While OpenAI was tweaking and refining Sora’s performance, the company’s competition was eating its lunch. Adobe’s Firefly AI, Runway’s Gen 3 Alpha, Meta’s Movie Gen, and Kuaishou Technology’s Kling (not to mention countless free-to-use options) proliferated throughout the internet this past year, with many offering clips of superior quality and faster inference times than what OpenAI had repeatedly promised.
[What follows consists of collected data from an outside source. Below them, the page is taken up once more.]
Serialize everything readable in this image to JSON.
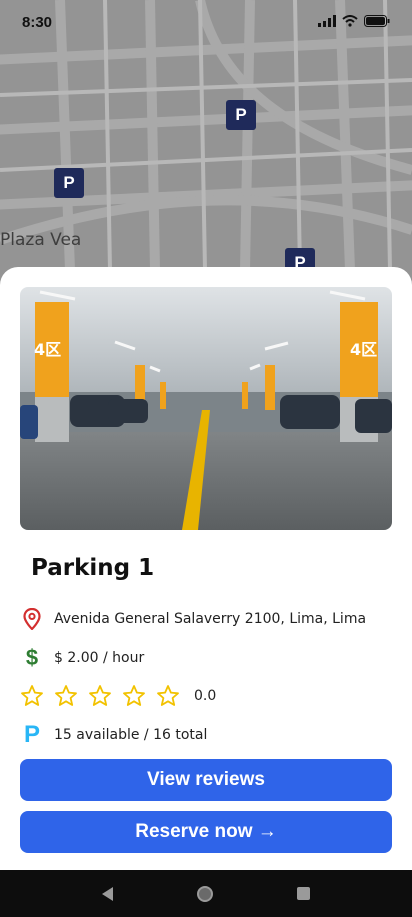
{
  "status_bar": {
    "time": "8:30"
  },
  "map": {
    "place_label": "Plaza Vea",
    "marker_label": "P"
  },
  "parking": {
    "title": "Parking 1",
    "address": "Avenida General Salaverry 2100, Lima, Lima",
    "price": "$ 2.00 / hour",
    "rating": "0.0",
    "rating_stars_filled": 0,
    "rating_stars_total": 5,
    "availability": "15 available / 16 total",
    "photo_pillar_label": "4区"
  },
  "actions": {
    "view_reviews": "View reviews",
    "reserve_now": "Reserve now →"
  },
  "colors": {
    "accent_button": "#2f64e9",
    "location_icon": "#d32f2f",
    "price_icon": "#2e7d32",
    "star_outline": "#f2c200",
    "parking_icon": "#29b6f6",
    "map_marker": "#1f2a5a"
  },
  "icons": [
    "location-pin-icon",
    "dollar-icon",
    "star-icon",
    "parking-icon",
    "signal-icon",
    "wifi-icon",
    "battery-icon",
    "back-icon",
    "home-icon",
    "recents-icon"
  ]
}
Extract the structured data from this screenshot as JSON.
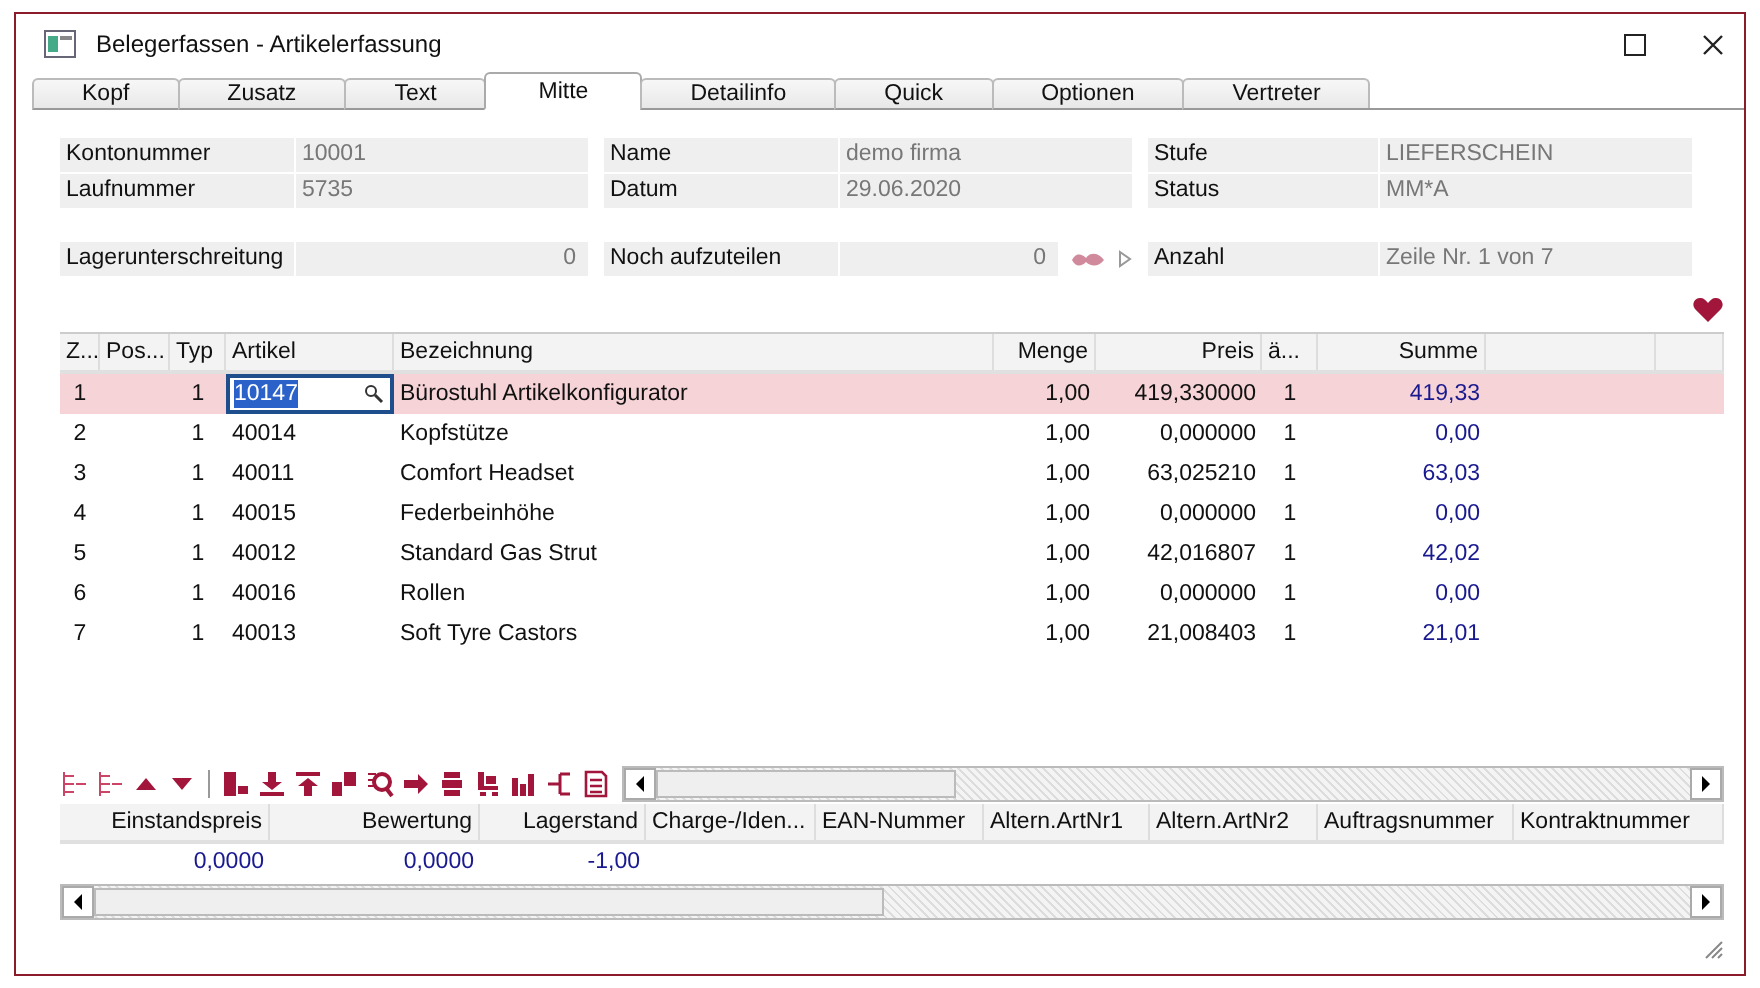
{
  "window": {
    "title": "Belegerfassen - Artikelerfassung"
  },
  "tabs": [
    {
      "label": "Kopf",
      "selected": false
    },
    {
      "label": "Zusatz",
      "selected": false
    },
    {
      "label": "Text",
      "selected": false
    },
    {
      "label": "Mitte",
      "selected": true
    },
    {
      "label": "Detailinfo",
      "selected": false
    },
    {
      "label": "Quick",
      "selected": false
    },
    {
      "label": "Optionen",
      "selected": false
    },
    {
      "label": "Vertreter",
      "selected": false
    }
  ],
  "fields": [
    {
      "label": "Kontonummer",
      "value": "10001"
    },
    {
      "label": "Name",
      "value": "demo firma"
    },
    {
      "label": "Stufe",
      "value": "LIEFERSCHEIN"
    },
    {
      "label": "Laufnummer",
      "value": "5735"
    },
    {
      "label": "Datum",
      "value": "29.06.2020"
    },
    {
      "label": "Status",
      "value": "MM*A"
    }
  ],
  "counters": [
    {
      "label": "Lagerunterschreitung",
      "value": "0"
    },
    {
      "label": "Noch aufzuteilen",
      "value": "0"
    },
    {
      "label": "Anzahl",
      "value": "Zeile Nr. 1 von 7"
    }
  ],
  "grid": {
    "columns": [
      "Z...",
      "Pos...",
      "Typ",
      "Artikel",
      "Bezeichnung",
      "Menge",
      "Preis",
      "ä...",
      "Summe"
    ],
    "rows": [
      {
        "selected": true,
        "cells": [
          "1",
          "",
          "1",
          "10147",
          "Bürostuhl Artikelkonfigurator",
          "1,00",
          "419,330000",
          "1",
          "419,33"
        ]
      },
      {
        "selected": false,
        "cells": [
          "2",
          "",
          "1",
          "40014",
          "Kopfstütze",
          "1,00",
          "0,000000",
          "1",
          "0,00"
        ]
      },
      {
        "selected": false,
        "cells": [
          "3",
          "",
          "1",
          "40011",
          "Comfort Headset",
          "1,00",
          "63,025210",
          "1",
          "63,03"
        ]
      },
      {
        "selected": false,
        "cells": [
          "4",
          "",
          "1",
          "40015",
          "Federbeinhöhe",
          "1,00",
          "0,000000",
          "1",
          "0,00"
        ]
      },
      {
        "selected": false,
        "cells": [
          "5",
          "",
          "1",
          "40012",
          "Standard Gas Strut",
          "1,00",
          "42,016807",
          "1",
          "42,02"
        ]
      },
      {
        "selected": false,
        "cells": [
          "6",
          "",
          "1",
          "40016",
          "Rollen",
          "1,00",
          "0,000000",
          "1",
          "0,00"
        ]
      },
      {
        "selected": false,
        "cells": [
          "7",
          "",
          "1",
          "40013",
          "Soft Tyre Castors",
          "1,00",
          "21,008403",
          "1",
          "21,01"
        ]
      }
    ]
  },
  "detail": {
    "columns": [
      "Einstandspreis",
      "Bewertung",
      "Lagerstand",
      "Charge-/Iden...",
      "EAN-Nummer",
      "Altern.ArtNr1",
      "Altern.ArtNr2",
      "Auftragsnummer",
      "Kontraktnummer"
    ],
    "values": [
      "0,0000",
      "0,0000",
      "-1,00"
    ]
  }
}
On Tuesday, OpenAI officially unveiled the production-ready version of Sora and released it to its $20-a-month Plus and $200-a-month (lol) Pro subscribers. Or, at least, the company did for a few hours. As technology commentator Ed Zitron noted on Bluesky Wednesday, “mere hours — maybe even less — after saying Sora was out, OpenAI stopped accepting new account registrations with no clear timeline. OpenAI bait-and-switched the entire tech media. There’s no way this company can afford to have their video generator available to the public.”
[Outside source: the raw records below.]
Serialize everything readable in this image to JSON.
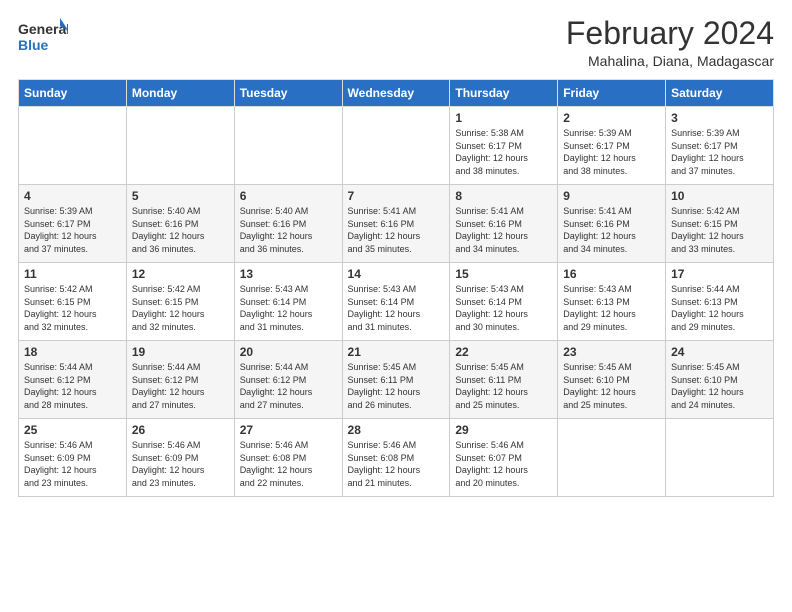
{
  "logo": {
    "line1": "General",
    "line2": "Blue"
  },
  "header": {
    "title": "February 2024",
    "subtitle": "Mahalina, Diana, Madagascar"
  },
  "weekdays": [
    "Sunday",
    "Monday",
    "Tuesday",
    "Wednesday",
    "Thursday",
    "Friday",
    "Saturday"
  ],
  "weeks": [
    [
      {
        "day": "",
        "info": ""
      },
      {
        "day": "",
        "info": ""
      },
      {
        "day": "",
        "info": ""
      },
      {
        "day": "",
        "info": ""
      },
      {
        "day": "1",
        "info": "Sunrise: 5:38 AM\nSunset: 6:17 PM\nDaylight: 12 hours\nand 38 minutes."
      },
      {
        "day": "2",
        "info": "Sunrise: 5:39 AM\nSunset: 6:17 PM\nDaylight: 12 hours\nand 38 minutes."
      },
      {
        "day": "3",
        "info": "Sunrise: 5:39 AM\nSunset: 6:17 PM\nDaylight: 12 hours\nand 37 minutes."
      }
    ],
    [
      {
        "day": "4",
        "info": "Sunrise: 5:39 AM\nSunset: 6:17 PM\nDaylight: 12 hours\nand 37 minutes."
      },
      {
        "day": "5",
        "info": "Sunrise: 5:40 AM\nSunset: 6:16 PM\nDaylight: 12 hours\nand 36 minutes."
      },
      {
        "day": "6",
        "info": "Sunrise: 5:40 AM\nSunset: 6:16 PM\nDaylight: 12 hours\nand 36 minutes."
      },
      {
        "day": "7",
        "info": "Sunrise: 5:41 AM\nSunset: 6:16 PM\nDaylight: 12 hours\nand 35 minutes."
      },
      {
        "day": "8",
        "info": "Sunrise: 5:41 AM\nSunset: 6:16 PM\nDaylight: 12 hours\nand 34 minutes."
      },
      {
        "day": "9",
        "info": "Sunrise: 5:41 AM\nSunset: 6:16 PM\nDaylight: 12 hours\nand 34 minutes."
      },
      {
        "day": "10",
        "info": "Sunrise: 5:42 AM\nSunset: 6:15 PM\nDaylight: 12 hours\nand 33 minutes."
      }
    ],
    [
      {
        "day": "11",
        "info": "Sunrise: 5:42 AM\nSunset: 6:15 PM\nDaylight: 12 hours\nand 32 minutes."
      },
      {
        "day": "12",
        "info": "Sunrise: 5:42 AM\nSunset: 6:15 PM\nDaylight: 12 hours\nand 32 minutes."
      },
      {
        "day": "13",
        "info": "Sunrise: 5:43 AM\nSunset: 6:14 PM\nDaylight: 12 hours\nand 31 minutes."
      },
      {
        "day": "14",
        "info": "Sunrise: 5:43 AM\nSunset: 6:14 PM\nDaylight: 12 hours\nand 31 minutes."
      },
      {
        "day": "15",
        "info": "Sunrise: 5:43 AM\nSunset: 6:14 PM\nDaylight: 12 hours\nand 30 minutes."
      },
      {
        "day": "16",
        "info": "Sunrise: 5:43 AM\nSunset: 6:13 PM\nDaylight: 12 hours\nand 29 minutes."
      },
      {
        "day": "17",
        "info": "Sunrise: 5:44 AM\nSunset: 6:13 PM\nDaylight: 12 hours\nand 29 minutes."
      }
    ],
    [
      {
        "day": "18",
        "info": "Sunrise: 5:44 AM\nSunset: 6:12 PM\nDaylight: 12 hours\nand 28 minutes."
      },
      {
        "day": "19",
        "info": "Sunrise: 5:44 AM\nSunset: 6:12 PM\nDaylight: 12 hours\nand 27 minutes."
      },
      {
        "day": "20",
        "info": "Sunrise: 5:44 AM\nSunset: 6:12 PM\nDaylight: 12 hours\nand 27 minutes."
      },
      {
        "day": "21",
        "info": "Sunrise: 5:45 AM\nSunset: 6:11 PM\nDaylight: 12 hours\nand 26 minutes."
      },
      {
        "day": "22",
        "info": "Sunrise: 5:45 AM\nSunset: 6:11 PM\nDaylight: 12 hours\nand 25 minutes."
      },
      {
        "day": "23",
        "info": "Sunrise: 5:45 AM\nSunset: 6:10 PM\nDaylight: 12 hours\nand 25 minutes."
      },
      {
        "day": "24",
        "info": "Sunrise: 5:45 AM\nSunset: 6:10 PM\nDaylight: 12 hours\nand 24 minutes."
      }
    ],
    [
      {
        "day": "25",
        "info": "Sunrise: 5:46 AM\nSunset: 6:09 PM\nDaylight: 12 hours\nand 23 minutes."
      },
      {
        "day": "26",
        "info": "Sunrise: 5:46 AM\nSunset: 6:09 PM\nDaylight: 12 hours\nand 23 minutes."
      },
      {
        "day": "27",
        "info": "Sunrise: 5:46 AM\nSunset: 6:08 PM\nDaylight: 12 hours\nand 22 minutes."
      },
      {
        "day": "28",
        "info": "Sunrise: 5:46 AM\nSunset: 6:08 PM\nDaylight: 12 hours\nand 21 minutes."
      },
      {
        "day": "29",
        "info": "Sunrise: 5:46 AM\nSunset: 6:07 PM\nDaylight: 12 hours\nand 20 minutes."
      },
      {
        "day": "",
        "info": ""
      },
      {
        "day": "",
        "info": ""
      }
    ]
  ]
}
For the folks who did manage to gain access, the videos that Sora managed to generate were less than impressive. As YouTube personality Marques Brownlee pointed out during his hands-on video with the model, it required multiple minutes to generate a single 20-second-long 1080p resolution clip and had significant difficulty in generating a subject’s legs and their movements, with the front and rear legs unnaturally swapping positions throughout the clip. One need only look at the generated video below of a gymnast swapping their arms, legs, and head on the fly as they tumble across a mat to see what he meant.
here's a Sora generated video of gymnastics
— Peter Labuza (@labuzamovies.bsky.social) 2024-12-11T17:35:23.989Z
Bluesky user Peter Labuza, who posted the gymnastics video, did not hold back on his criticism of the model, stating: “I’m sorry, but if you make a text-to-video generator and you tell it “make a cat run through a field” and you give it the starting image, and the cat simply STANDS, your generator Does Not Work.”
Bluesky user Chris Offner held a similar opinion, sarcastically noting that “Sora is a data-driven physics engine” while sharing an absolutely bonkers clip of a skier defying most, if not all, known laws of physics.
The Verge also tried out the model, bemoaning the fact that it still couldn’t avoid unsightly inclusions like “additional limbs or distorted objects.”
"Sora is a data-driven physics engine."x.com/chrisoffner3…
— Chris Offner (@chrisoffner3d.bsky.social) 2024-12-10T12:42:53.674Z
Not everybody hated Sora on sight, mind you. X user Nathan Shipley showed off the model’s “remix” feature, which enables users to mask a generated video to the movements of objects in an uploaded sample. In this case, he made a generated crane’s head move in the same manner as a pair of scissors he videotaped himself holding.
Sora Remix test: Scissors to crane
Prompt was "Close up of a curious crane bird looking around a beautiful nature scene by a pond. The birds head pops into the shot and then out." pic.twitter.com/CvAkdkmFBQ
— Nathan Shipley (@CitizenPlain) December 10, 2024
There’s no word yet on when the company will be able to reliably reopen account signups for interested Sora users. Whether OpenAI can court Hollywood with Sora in its current state, as Runway recently did with Gen 3 and Lionsgate, also remains to be seen.
One thing remains certain, OpenAI, despite its initial lead in the AI boom, is quickly being surpassed by the rest of the industry, and lackluster product releases like what we just saw with Sora will only further harm the company’s reputation.